Steelmakers ArcelorMittal and US Steel each took steps over the past month to shift health care costs onto the backs of workers or retirees. On October 23, ArcelorMittal unilaterally shifted nonunion salaried employees to a Consumer-Driven Health Plan, with higher out-of-pocket costs. On November 13, US Steel warned that retirees should expect higher health care premiums next year.
Union contracts for 30,000 workers expired at both companies on September 1, but the United Steelworkers (USW) has ordered workers to continue working under the terms of a “continue to work” agreement. Both companies are demanding steep concessions on health care, pensions, contracting and scheduling.
On October 23, ArcelorMittal unilaterally announced plans to switch all nonunion salaried employees from a traditional employer-sponsored health plan to a more expensive Consumer-Driven Health Plan (CDHP). In a November 3 statement, ArcelorMittal CEO of Flat Carbon Andrew Harshaw attributed this decision to the slump in the steel industry, and primarily to the Obama administration’s Affordable Care Act (ACA). He approvingly cites the ACA’s aim of “encouraging consumers to be more selective when choosing health care benefits to help drive down overall health care costs for the greater US population, and its tax on “Cadillac” health plans with “comprehensive, low deductible plans which encourage overuse of the health care system.”
In other words, ArcelorMittal is adhering to the Obama administration’s goal of shifting health care costs onto the backs of workers, forcing them to forego necessary medical treatment and ultimately shortening lifespans.
The statement cites its proposed monthly premiums of $65 per month for an individual, and $198 per month for a family, claiming that these are low rates compared to other health plans. However, workers are required to pay 20 percent of in-network health care costs and must pay 100 percent of costs until an unspecified deductible is met, which could result in huge out-of-pocket costs.
The ArcelorMittal statement cites a study by human resources consulting firm Mercer noting that the percentage of employers with over 500 employees that offer CHDPs has increased from 39 percent in 2013 to 48 percent in 2014. For employers with over 20,000 employees, the number rose from 63 percent to 72 percent over the same period.
The USW responded to this announcement by claiming that the attacks on salaried workers are “unnecessary” and “unfortunate,” but “we recognize the non-represented salary employees have their compensation plans and we have ours,” and “at-will and non-represented employees have no recourse to resist or fight back.”
In an October 30 post the USW bargaining committee for ArcelorMittal noted that the company’s demands included “tripling the share we currently contribute and significantly reducing our coverage and benefits.” In a clear warning that the USW has no intention of seriously resisting the cuts demanded by ArcelorMittal, it at the same time assured management that it is committed “o negotiating a fair contract that allows ArcelorMittal to remain competitive.”
US Steel has sent letters warning retirees to expect higher health care premiums in the coming year, says a post on the USW’s web site dated November 13. The letter also announced a December 16 deadline for open enrollment for retiree benefits. This could pressure older workers into retirement if the contract negotiations are not concluded by that date.

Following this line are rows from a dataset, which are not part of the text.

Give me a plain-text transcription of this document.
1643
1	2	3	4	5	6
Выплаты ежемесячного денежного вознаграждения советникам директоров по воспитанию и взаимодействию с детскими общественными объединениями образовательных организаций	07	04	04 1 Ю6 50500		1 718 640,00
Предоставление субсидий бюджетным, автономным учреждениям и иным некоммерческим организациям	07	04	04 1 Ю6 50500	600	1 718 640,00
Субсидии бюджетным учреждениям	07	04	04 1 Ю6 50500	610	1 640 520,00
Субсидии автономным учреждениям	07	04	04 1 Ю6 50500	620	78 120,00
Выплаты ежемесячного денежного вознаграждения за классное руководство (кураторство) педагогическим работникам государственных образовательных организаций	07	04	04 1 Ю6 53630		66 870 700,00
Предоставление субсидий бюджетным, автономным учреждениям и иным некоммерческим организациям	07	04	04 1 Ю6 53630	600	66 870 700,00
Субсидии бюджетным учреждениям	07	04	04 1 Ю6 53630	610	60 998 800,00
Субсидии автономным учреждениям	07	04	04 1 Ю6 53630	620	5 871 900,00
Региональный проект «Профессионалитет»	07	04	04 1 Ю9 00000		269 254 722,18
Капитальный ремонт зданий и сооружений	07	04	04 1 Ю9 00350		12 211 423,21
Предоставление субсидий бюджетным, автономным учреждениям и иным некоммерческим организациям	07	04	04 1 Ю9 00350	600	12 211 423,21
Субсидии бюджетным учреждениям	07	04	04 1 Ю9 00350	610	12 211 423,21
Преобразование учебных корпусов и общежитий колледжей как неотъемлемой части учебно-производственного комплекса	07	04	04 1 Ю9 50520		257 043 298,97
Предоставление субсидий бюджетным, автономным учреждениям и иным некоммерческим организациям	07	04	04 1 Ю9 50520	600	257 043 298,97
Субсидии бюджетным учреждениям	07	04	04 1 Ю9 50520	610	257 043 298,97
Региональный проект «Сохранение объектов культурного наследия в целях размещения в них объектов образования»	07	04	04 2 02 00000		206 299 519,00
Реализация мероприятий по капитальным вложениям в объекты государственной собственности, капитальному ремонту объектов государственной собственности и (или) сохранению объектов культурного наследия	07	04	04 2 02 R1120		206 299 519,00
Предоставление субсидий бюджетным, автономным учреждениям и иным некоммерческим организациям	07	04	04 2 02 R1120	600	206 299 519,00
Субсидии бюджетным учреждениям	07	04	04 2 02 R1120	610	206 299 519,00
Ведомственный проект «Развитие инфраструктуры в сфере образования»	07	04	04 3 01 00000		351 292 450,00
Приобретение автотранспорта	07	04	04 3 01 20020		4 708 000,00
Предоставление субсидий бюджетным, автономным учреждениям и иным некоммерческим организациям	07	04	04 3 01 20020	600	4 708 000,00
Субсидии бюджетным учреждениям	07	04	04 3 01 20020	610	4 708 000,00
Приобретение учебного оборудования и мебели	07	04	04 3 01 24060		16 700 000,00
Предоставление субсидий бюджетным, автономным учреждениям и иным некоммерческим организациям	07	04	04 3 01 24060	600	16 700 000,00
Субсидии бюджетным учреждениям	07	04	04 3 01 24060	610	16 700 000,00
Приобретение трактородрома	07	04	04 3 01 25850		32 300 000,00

For its part the USW merely called an increase in premiums a “worst case scenario.”
Specialty steelmaker Allegheny Technologies, Inc. (ATI) is demanding similar steep health concessions, which could amount to over $10,000 per family per year. ATI began locking out 2,200 workers in six states August 14. ATI has announced plans to terminate health coverage for ATI workers on November 30, forcing them to either pay $1,800 per month for COBRA insurance, or participate in the USW-sponsored “major medical” plan, which covers only emergency health care.
The slowdown of global steel demand, particularly in China, has driven down prices, placing pressure on steel industry profits. The World Steel Association forecasts a 1.7 percent decrease in demand in 2015. As of October 8, steel prices held at $170/ton, down 58 percent from a 2014 high of $400/ton. Chinese state-owned Sinosteel delayed an interest payment due on 2 billion yuan ($0.3 billion) of 5.3 percent notes last week.
Everywhere, the steel industry is attempting to offload this burden on the backs of workers, with the unions as willing accomplices. In Australia, BlueScope Steel recently pushed through 500 job cuts at its Port Kembla works with the assistance of the Australian Workers Union, and may completely shut down its New Zealand operations. In the UK, steel companies are attempting to ax thousands of jobs.